Penjelasan secara mendetail ini yang kemudian dapat dilihat secara etika kemudia para pemilih menentukan sikap dalam memberikan penilain kepada yang konstestan bermoral atau tidak.  Penilaian sederhana dapat dilihat sebagai moral dari sang konstestan soal keberadaan masyarakat kota soal “pedestrian” abad ke-18 dan 19, pembuatan pedestrian sangat populer. Perkembangan selanjutnya pada abad ke-19, ketertarikan pada pedestrian menurun, namun pedestrian tetap menjadi sarana utama bagi fasilitas pejalan kaki. Kini, pada abad ke-21 yang merupakan simbol dari abad informasi, pedestrian masih menjadi sarana bagi pejalan kaki dengan berbagai maksud dan tujuannya.
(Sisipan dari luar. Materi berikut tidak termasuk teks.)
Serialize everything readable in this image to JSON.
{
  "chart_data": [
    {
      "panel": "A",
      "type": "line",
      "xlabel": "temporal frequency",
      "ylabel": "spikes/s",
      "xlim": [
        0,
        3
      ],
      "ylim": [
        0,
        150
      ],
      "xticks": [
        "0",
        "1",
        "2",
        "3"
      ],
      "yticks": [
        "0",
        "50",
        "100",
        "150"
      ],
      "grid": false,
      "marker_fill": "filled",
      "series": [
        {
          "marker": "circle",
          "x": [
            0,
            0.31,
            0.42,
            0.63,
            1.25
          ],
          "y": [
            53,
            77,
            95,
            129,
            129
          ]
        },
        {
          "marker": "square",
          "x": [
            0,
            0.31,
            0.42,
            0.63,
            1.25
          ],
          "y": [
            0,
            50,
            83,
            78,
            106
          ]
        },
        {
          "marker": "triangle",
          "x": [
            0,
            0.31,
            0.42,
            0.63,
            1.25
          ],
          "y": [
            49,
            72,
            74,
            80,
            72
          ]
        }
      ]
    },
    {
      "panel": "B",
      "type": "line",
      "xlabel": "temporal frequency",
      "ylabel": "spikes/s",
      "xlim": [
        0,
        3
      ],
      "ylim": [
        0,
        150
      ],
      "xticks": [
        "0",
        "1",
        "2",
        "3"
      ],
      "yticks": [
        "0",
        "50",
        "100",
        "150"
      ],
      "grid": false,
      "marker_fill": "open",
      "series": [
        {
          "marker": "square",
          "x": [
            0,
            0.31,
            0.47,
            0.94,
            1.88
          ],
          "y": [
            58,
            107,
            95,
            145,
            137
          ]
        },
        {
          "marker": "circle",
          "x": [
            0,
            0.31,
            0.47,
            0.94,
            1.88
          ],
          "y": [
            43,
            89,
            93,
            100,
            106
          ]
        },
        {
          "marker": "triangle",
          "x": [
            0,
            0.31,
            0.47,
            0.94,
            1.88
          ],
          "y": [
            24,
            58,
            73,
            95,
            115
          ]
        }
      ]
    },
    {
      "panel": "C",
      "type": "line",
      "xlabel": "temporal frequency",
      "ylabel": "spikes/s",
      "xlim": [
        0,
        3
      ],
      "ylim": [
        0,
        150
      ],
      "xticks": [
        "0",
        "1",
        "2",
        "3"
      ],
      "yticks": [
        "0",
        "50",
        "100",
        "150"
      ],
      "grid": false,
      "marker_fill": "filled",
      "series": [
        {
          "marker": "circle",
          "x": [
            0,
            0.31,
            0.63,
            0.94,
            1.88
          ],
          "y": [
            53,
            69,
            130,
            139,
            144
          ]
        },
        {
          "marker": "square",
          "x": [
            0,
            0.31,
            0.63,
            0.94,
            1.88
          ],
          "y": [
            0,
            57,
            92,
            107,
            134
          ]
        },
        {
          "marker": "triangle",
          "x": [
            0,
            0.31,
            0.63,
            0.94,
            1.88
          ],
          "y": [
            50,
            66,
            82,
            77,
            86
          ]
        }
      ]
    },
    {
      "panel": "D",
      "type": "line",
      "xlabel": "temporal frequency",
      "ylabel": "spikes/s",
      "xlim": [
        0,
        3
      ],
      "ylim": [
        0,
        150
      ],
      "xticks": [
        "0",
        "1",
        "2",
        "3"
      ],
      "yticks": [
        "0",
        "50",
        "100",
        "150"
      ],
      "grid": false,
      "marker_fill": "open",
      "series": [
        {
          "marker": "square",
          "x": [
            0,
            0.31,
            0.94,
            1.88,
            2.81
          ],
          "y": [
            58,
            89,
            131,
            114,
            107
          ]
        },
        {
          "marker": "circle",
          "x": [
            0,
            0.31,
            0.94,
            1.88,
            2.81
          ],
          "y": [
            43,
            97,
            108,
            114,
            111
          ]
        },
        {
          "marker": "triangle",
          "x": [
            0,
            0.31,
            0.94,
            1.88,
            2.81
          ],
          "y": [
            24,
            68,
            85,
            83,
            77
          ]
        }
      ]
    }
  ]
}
Bahkan di beberapa negara, fungsi dan keberadaan pedestrian melahirkan fasilitas baru yang dikenal dengan sebutan sidewalk, foothpath, atau pavement.  

Pedestrian hal ini adalah satu hal soal, belum berbicara soal keberadaan pantai dan peruntukannya apakah untuk rakyat atau pengusaha, dan bagaimana peran pengusaha di libatkan. Pada daerah yang adalah pedeseaan bagaimana pemikirannya soal jalan bagi warga desa menuju ke sawah dan ladang untuk dengan mudah dapat mengakses transportasi. Bagaimana menciptakan daerah pedesaan sebagai daerah agrowisata. Semua ini adalah bukti pemimpin yang bermoral dan beretika, bukan mengambil alih tugas tokoh agama untuk berkhotbah. Model kepemimpinan seperti ini yang kemudian menurut Nusron Wahid saat tampil di Indonesian Lawyer Club yang mengatakan bahwa “At-tasharruful imam ‘ala al ra’iyyah manutun bi al maslahan” artinya keabsahan seorang pemimpin itu diukur dari kemampuan dia mensejahterahkan rakyatnya, bukan dilihat dari agama, suku, atau etniesnya.